But such is not the state of the case. I say it with a sad sense of the disparity between us. I am not included within the pale of glorious anniversary! Your high independence only reveals the immeasurable distance between us. The blessings in which you, this day, rejoice, are not enjoyed in common.ÑThe rich inheritance of justice, liberty, prosperity and independence, bequeathed by your fathers, is shared by you, not by me. The sunlight that brought light and healing to you, has brought stripes and death to me. This Fourth July is yours, not mine. You may rejoice, I must mourn.
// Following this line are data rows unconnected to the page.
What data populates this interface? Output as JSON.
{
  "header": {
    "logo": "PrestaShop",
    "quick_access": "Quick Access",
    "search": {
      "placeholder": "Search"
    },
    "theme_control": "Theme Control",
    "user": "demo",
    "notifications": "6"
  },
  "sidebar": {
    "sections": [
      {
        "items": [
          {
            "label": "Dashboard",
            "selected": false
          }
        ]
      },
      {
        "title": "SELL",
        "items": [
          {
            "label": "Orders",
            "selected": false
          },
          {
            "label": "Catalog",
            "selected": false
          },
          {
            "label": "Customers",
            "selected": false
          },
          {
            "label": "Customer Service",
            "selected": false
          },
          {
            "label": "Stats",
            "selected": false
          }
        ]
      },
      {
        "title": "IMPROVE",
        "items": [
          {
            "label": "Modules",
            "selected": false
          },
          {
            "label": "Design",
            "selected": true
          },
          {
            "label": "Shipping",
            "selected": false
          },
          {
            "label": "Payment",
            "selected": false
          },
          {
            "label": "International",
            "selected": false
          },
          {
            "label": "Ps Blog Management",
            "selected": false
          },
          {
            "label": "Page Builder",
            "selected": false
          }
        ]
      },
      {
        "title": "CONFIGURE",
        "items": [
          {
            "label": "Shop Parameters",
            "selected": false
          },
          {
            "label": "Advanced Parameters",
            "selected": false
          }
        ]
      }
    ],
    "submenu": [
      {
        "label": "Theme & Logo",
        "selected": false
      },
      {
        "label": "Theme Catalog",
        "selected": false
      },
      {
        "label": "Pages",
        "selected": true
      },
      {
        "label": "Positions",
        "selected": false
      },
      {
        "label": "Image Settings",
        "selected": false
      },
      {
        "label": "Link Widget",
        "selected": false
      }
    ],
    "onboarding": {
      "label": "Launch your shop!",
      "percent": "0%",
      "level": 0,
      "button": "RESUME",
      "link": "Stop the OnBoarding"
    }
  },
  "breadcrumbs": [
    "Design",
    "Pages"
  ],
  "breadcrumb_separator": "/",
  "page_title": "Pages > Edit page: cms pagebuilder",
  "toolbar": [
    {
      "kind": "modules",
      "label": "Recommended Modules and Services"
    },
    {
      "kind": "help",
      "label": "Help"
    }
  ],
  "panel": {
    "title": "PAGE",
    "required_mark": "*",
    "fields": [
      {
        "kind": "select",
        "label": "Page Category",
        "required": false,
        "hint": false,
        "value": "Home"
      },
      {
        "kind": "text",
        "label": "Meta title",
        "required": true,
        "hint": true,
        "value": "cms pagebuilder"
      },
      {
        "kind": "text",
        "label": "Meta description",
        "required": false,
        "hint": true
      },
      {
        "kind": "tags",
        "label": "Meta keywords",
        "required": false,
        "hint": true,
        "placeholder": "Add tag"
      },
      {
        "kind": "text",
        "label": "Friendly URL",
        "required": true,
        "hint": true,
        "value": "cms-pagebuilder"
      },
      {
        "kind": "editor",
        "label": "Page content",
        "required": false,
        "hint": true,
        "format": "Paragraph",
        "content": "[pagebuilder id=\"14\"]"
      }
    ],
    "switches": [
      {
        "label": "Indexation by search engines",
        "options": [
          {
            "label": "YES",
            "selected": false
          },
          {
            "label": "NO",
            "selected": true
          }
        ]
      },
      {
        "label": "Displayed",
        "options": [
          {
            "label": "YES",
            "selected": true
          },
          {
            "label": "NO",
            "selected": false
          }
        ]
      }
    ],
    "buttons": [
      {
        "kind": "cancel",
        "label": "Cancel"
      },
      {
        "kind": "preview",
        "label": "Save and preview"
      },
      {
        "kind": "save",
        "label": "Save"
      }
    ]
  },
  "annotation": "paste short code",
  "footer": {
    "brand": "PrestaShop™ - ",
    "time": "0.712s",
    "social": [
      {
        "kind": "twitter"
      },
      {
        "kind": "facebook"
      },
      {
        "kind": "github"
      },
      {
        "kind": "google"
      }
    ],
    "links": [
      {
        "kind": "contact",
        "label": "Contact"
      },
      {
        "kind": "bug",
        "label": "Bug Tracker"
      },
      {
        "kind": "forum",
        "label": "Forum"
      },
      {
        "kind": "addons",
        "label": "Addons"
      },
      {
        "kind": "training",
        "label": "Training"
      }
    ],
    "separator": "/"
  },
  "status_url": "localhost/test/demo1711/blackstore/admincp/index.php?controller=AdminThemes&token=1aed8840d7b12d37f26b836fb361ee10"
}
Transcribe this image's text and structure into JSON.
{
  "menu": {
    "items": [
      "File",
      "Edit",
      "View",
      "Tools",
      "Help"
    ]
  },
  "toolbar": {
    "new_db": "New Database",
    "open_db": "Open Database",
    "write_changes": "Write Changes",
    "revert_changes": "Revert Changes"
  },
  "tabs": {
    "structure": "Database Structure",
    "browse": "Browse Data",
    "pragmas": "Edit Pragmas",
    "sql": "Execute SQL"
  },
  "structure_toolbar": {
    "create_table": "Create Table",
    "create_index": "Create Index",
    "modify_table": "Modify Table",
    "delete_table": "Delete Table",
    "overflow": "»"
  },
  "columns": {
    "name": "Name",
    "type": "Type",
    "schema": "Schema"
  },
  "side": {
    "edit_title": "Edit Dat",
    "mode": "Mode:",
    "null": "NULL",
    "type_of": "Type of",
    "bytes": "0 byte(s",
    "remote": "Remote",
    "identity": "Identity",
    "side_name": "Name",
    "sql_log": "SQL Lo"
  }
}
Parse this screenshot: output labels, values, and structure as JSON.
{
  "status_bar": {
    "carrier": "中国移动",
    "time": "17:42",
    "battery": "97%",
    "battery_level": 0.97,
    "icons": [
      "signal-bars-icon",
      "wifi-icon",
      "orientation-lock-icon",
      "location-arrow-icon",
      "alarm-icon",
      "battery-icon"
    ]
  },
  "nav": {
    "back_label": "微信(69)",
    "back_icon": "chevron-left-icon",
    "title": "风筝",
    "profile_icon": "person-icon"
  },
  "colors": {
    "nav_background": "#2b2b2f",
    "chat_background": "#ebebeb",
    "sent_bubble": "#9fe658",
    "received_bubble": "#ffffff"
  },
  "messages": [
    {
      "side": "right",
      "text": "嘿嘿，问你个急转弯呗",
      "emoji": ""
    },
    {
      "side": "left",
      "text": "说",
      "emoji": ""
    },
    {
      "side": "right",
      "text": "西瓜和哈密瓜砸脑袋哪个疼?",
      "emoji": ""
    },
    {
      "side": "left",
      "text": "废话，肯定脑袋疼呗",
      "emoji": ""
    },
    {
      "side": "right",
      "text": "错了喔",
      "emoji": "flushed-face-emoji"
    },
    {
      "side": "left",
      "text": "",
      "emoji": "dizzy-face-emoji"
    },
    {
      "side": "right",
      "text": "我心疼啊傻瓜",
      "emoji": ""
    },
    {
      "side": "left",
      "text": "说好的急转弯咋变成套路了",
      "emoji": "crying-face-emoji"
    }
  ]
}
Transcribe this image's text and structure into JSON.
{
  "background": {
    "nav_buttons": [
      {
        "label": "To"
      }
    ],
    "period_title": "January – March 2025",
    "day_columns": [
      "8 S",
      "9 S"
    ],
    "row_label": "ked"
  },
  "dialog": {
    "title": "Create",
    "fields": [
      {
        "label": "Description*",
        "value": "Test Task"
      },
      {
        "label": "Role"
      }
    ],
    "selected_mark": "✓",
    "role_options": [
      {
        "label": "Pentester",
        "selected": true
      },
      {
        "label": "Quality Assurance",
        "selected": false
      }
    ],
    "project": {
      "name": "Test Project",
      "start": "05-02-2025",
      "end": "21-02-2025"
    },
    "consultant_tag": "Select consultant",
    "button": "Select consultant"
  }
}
To drag a man in fetters into the grand illuminated temple of liberty, and call upon him to join you in joyous anthems, were inhuman mockery and sacrilegious irony. Do you mean, citizens, to mock me, by asking me to speak to-day? If so, there is a parallel to your conduct. And let me warn you that it is dangerous to copy the example of a nation whose crimes, towering up to heaven, were thrown down by the breath of the Almighty, burying that nation in irrevocable ruin! I can to-day take up the plaintive lament of a peeled and woe-smitten people!
“By the rivers of Babylon, there we sat down. Yea! we wept when we remembered Zion. We hanged our harps upon the willows in the midst thereof. For there, they that carried us away captive, required of us a song; and they who wasted us required of us mirth, saying, Sing us one of the songs of Zion. How can we sing the Lord’s song in a strange land? If I forget thee, 0 Jerusalem, let my right hand forget her cunning. If I do not remember thee, let my tongue cleave to the roof of my mouth.”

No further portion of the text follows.